Most companies I speak to are not using the right metrics to measure the success of their GEO work.
Mention rate and citation rate are most often used, but these don't answer the core question: "how are we showing up in AI chats?".
73% of B2B buyers use AI tools in purchasing research according to Averi’s March 2026 research. Being mentioned means you're in the game, but it doesn't tell you if you're winning.
The solution is simple in theory but tricky in practice. Capture and store AI responses to specific prompts. The actual text, the citations, the model and timestamp. And then analyze it.
In this post we’ll cover how and why we do this for our clients.
Mention rate is a diagnostic, not a KPI
Every vendor I’ve seen in the GEO measurement space — Profound, Otterly, HubSpot AEO, SE Ranking — sells roughly the same metric stack. Defined prompts. Mention rate. Citation rate. Share of voice. That may have changed by the time you read this, but that’s what I’ve seen to date.
Those numbers are useful. They tell you how often you're in the conversation. They give a dashboard something easy and digestible to trend. We use them too.
What mention rate doesn't tell you is how your company or products are represented to buyers. It doesn't tell you whether you were recommended, your product features were listed, or which competitors were also mentioned.
That contextual information is what really answers the core question "how are we showing up in AI?". It's also what's needed to inform what your team should produce and publish next.
Increasing AI mention rate by 10% could be a measure of success. I'd argue a better measure of success is a 10% increase in how often AI recommends your company on prompts your buyers are likely to use.
💬 Being mentioned means you're in the game. It doesn't tell you if you're winning.
A three step workflow
We can break the workflow into three steps: (1) defining prompts to track (2) storing AI responses to those prompts (3) analyzing AI responses to those prompts.
The first step is where real strategic input is required.
Using AI to spit out a list of prompts to track is a shortcut that undermines the whole workflow. AI-drafted prompts are biased; they are unlikely to be written in ways people actually type and speak (too structured and verbose), and they are unlikely to be written with sufficient context.
A human strategist needs to spend time curating prompts.
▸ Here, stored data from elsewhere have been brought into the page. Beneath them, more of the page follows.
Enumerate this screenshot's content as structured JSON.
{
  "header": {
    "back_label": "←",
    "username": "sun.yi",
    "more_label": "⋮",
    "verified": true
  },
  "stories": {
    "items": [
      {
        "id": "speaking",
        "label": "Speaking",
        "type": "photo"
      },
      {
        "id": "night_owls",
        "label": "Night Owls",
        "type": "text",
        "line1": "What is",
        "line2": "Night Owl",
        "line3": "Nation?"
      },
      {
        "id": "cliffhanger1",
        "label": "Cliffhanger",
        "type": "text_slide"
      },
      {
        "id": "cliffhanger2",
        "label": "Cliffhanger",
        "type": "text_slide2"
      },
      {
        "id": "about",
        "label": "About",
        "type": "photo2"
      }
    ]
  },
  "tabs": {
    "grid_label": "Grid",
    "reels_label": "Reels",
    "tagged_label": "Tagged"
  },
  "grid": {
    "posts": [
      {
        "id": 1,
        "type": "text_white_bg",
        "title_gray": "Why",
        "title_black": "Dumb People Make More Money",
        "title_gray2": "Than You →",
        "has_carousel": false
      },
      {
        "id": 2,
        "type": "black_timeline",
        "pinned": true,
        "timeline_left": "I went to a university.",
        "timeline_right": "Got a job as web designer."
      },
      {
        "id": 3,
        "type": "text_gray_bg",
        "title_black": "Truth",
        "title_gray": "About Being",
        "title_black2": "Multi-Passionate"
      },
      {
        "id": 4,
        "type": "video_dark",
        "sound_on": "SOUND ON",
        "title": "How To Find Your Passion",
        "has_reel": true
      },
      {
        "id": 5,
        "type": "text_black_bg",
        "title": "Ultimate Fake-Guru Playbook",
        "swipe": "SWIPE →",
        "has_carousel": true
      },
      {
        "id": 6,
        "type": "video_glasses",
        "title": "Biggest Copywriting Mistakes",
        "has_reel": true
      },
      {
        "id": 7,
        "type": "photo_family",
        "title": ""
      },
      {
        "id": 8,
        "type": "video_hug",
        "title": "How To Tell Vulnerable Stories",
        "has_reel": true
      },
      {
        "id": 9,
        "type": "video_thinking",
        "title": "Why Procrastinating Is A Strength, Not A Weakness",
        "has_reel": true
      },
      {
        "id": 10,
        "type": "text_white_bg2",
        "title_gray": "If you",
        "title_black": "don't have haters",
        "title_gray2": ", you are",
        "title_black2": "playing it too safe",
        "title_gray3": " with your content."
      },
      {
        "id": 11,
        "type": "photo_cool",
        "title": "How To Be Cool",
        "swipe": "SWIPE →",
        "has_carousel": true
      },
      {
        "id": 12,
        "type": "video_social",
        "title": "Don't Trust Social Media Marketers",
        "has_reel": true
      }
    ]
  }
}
Ideally, buyer personas are documented and used; internal stakeholders provide input; and tracked prompts have logical groupings that carry through to analysis.
💡 Write success criteria when you decide to track a prompt. "What does winning this response look like?" is the cheapest question to answer when the prompt is fresh — and if you can't articulate it, the prompt isn't ready to track.
The easy part - storing AI responses
Once a ‘north star’ list of tracked prompts is established, an agent can be spun up that sends them to top frontier models and logs response and citation text.
I usually use DataForSEO's LLM APIs for this step and pay a fraction of what seats in vendor tools cost. The LLM Responses endpoint returns the full text of an AI answer plus its citations, on demand, across ChatGPT, Claude, Gemini, and Perplexity. Pricing is pay-as-you-go, so you scale with prompt volume instead of buying seats.
I pipe the responses into a flat store — one row per prompt-model-day, with full text, citations, and metadata. Where and how we store it differs based on a client's tools, but local txt files work well enough. The exact shape of the store matters less than the discipline of keeping it: every response, every run, never overwrite.
The hard part - analyzing AI responses
Mention and citation rate are easy to calculate. Measuring “how are we showing up?” is not. AI response text needs to be classified in a structured and meaningful way. This is why most vendors stop at mention rate.
I build custom agents for clients that review response text and append two things: (1) a 'performance score' from 0-100, and (2) binary fields for client-specific tracking dimensions.
When defining the list of prompts I track for a client, I capture notes on ‘what success looks like’ for my client for that response. Being the top vendor mentioned. A major product release being accurately summarized. Them being mentioned as regulated by a particular entity.
These ‘what success looks like’ notes are used by an agent, in conjunction with its existing business context layer, to score each response on 0-100 and write a 1 sentence rationale for its score. We can then measure the success score for tracked prompts over time in our KPI dashboards, grouping it by prompt category.
From metrics to action
Prompt performance scores improve your other agents that plan content and site updates. It gives those agents a clean signal on gaps. Without it, a gap is just a prompt where you don’t show up. With it, a gap is prompt that under-performs with your buyers in specific ways.
The time invested building this scoring system doesn’t just pay out in a dashboard. It gives an entire stack of agents structured data and context to improve performance.